[ENH] Display := when pretty printing ( [sm][et][er][cd] [approved] )

ducasse ducasse at iam.unibe.ch
Tue Oct 14 08:02:03 UTC 2003


thanks for the explanation and analysis of the problem.
My naive question is why do we have to have graphics such as the arrow 
in the method text.
I can understand that for normal roman languages they need graphics for 
the letters we used. I can understand that we
need grpahics for advanced environments for kids or whatever but why 
the arrow for method definitions. It seems to me that this legacy 
complicates a lot the story.


Stef


On Mardi, oct 14, 2003, at 01:01 Europe/Zurich, Richard A. O'Keefe 
wrote:

> ducasse <ducasse at iam.unibe.ch> wrote:
> 	Thanks richard.

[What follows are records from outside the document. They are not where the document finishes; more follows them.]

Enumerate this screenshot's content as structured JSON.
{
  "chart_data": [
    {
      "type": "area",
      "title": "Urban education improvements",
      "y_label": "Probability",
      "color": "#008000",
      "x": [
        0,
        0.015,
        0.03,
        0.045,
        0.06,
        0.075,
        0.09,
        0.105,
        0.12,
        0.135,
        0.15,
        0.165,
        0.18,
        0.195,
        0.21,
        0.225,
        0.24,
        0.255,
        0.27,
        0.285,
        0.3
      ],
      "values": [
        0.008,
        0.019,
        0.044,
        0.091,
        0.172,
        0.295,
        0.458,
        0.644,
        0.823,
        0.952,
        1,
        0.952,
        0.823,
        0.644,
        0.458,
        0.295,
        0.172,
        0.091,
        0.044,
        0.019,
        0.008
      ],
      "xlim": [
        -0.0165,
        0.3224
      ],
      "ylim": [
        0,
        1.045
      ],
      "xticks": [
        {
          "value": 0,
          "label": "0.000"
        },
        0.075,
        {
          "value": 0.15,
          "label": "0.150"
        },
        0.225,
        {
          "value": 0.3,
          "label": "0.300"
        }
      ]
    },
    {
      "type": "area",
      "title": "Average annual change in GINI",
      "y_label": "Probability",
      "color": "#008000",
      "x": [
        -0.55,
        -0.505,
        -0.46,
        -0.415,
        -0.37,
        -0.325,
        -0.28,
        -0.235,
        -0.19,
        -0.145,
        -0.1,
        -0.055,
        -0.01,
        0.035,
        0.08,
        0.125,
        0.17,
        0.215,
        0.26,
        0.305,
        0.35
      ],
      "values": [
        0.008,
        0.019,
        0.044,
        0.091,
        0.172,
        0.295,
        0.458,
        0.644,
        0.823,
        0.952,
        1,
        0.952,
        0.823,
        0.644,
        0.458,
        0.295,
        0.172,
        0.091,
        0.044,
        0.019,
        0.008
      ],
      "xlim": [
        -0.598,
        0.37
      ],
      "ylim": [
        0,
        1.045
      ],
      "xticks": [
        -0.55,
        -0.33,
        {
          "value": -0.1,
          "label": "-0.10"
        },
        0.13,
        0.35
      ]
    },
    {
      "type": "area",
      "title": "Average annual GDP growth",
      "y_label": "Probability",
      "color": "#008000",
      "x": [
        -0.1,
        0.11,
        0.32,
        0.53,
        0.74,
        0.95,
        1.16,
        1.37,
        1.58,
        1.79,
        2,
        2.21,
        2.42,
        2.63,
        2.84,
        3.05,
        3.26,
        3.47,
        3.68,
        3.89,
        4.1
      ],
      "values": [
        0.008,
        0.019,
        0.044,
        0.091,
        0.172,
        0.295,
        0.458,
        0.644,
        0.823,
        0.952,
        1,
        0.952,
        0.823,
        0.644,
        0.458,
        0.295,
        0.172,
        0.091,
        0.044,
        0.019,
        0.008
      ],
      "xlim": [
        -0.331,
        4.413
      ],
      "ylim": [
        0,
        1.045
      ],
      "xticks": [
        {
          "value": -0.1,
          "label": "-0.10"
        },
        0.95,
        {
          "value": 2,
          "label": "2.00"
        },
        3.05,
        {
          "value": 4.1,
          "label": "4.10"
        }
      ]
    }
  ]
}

I do not understand font and related issues but having
> 	_ or and <- inconsistently is a problem.
> 	So what would be the solution?
> 	
> There's a short term solution and a long term solution.
>
> Short term:  whichever fonts Squeak is shipped with, FIX THEM so that 
> they
> contain exactly the same characters at all supported sizes.  This isn't
> just a matter of left and up arrows.  For example, just now I started 
> up
> an out-of-the-box Squeak 3.5(5180), opened a Workspace, and did
> 	String streamContents: [:s |
> 	    32 to: 255 do: [:i |
> 	        s nextPut: (Character value: i)]]
> and Print-It.  This gave me a string with printable characters, one 
> would
> hope.  The font was New York 12.  There are about 78 printing 
> characters
> above tilde, including a Euro sign.  (A Euro is an Australian 
> marsupial,
> basically a kind of kangaroo.)  Switch from New York 12 to New York 15,
> and there are only 76 printing characters.  The Euro has disappeared, 
> and
> in place of one of the remaining printing characters there is now a 
> blocky
> drawing of a robot, which I must suppose is someone's idea of a joke.
> Switch to New York 18, and the robot has disappeared, being replaced 
> by a
> heart sign.  Switch to New York 24, and the robot is back, the heart 
> gone.
> What's the good of having a Euro sign at only one size?  And of course 
> the
> set of printing characters in Atlanta is different again.
>
> The variation in supported glyphs is particularly obnoxious when the
> characters are part of Squeak's own basic syntax (left and up arrow).
> However, it is so great that the "Apple" fonts make Squeak look silly
> to ordinary users.  This is why so much effort has been put into things
> like the Accu fonts and TrueType support and the BitStream Vera fonts,
> and why it is so important that this stuff should be provided standard
> in even the minimal image.
>
> It is unfortunate that the BitStream Vera fonts that have been adapted
> to Squeak don't seem to include left arrow or up arrow, or, for that
> matter, a Courier-like font.
>
> Long term:  support Unicode.  Everson Mono is a Unicode font available
> as shareware from http://www.evertype.com/emono/  (currently 6000 
> characters
> are supported).  Michael Everson might be sympathetic to including 
> this in
> Squeak.  Alan Wood's web site (http://www.alanwood.net/unicode) lists a
> lot of fonts for various systems Unix, Windows, MacOS 9, MacOS X), at 
> least
> some of which are free.  One interesting set is the ClearlyU BDF font
> (http://crl.nmsu.edu/~mleisher/cu.html), with >9000 characters.  There 
> are
> actually quite a few free fonts.  With >96 000 characters, Unicode 4 is
> hard to support completely, but hey, 9000 characters is better than the
> approximately 180 we can use in Squeak now.
>
> I don't say it will be easy.  I for one would find it very difficult.
> (I have a partly-built Smalltalk compiler and classes, built as an 
> exercise
> in understanding the ANSI Smalltalk standard.  If ever finished, the 
> thing
> will use Unicode.  But I've made my life easy by following ANSI's lead 
> and
> including no graphics whatsoever...)  But we _have_ to go there.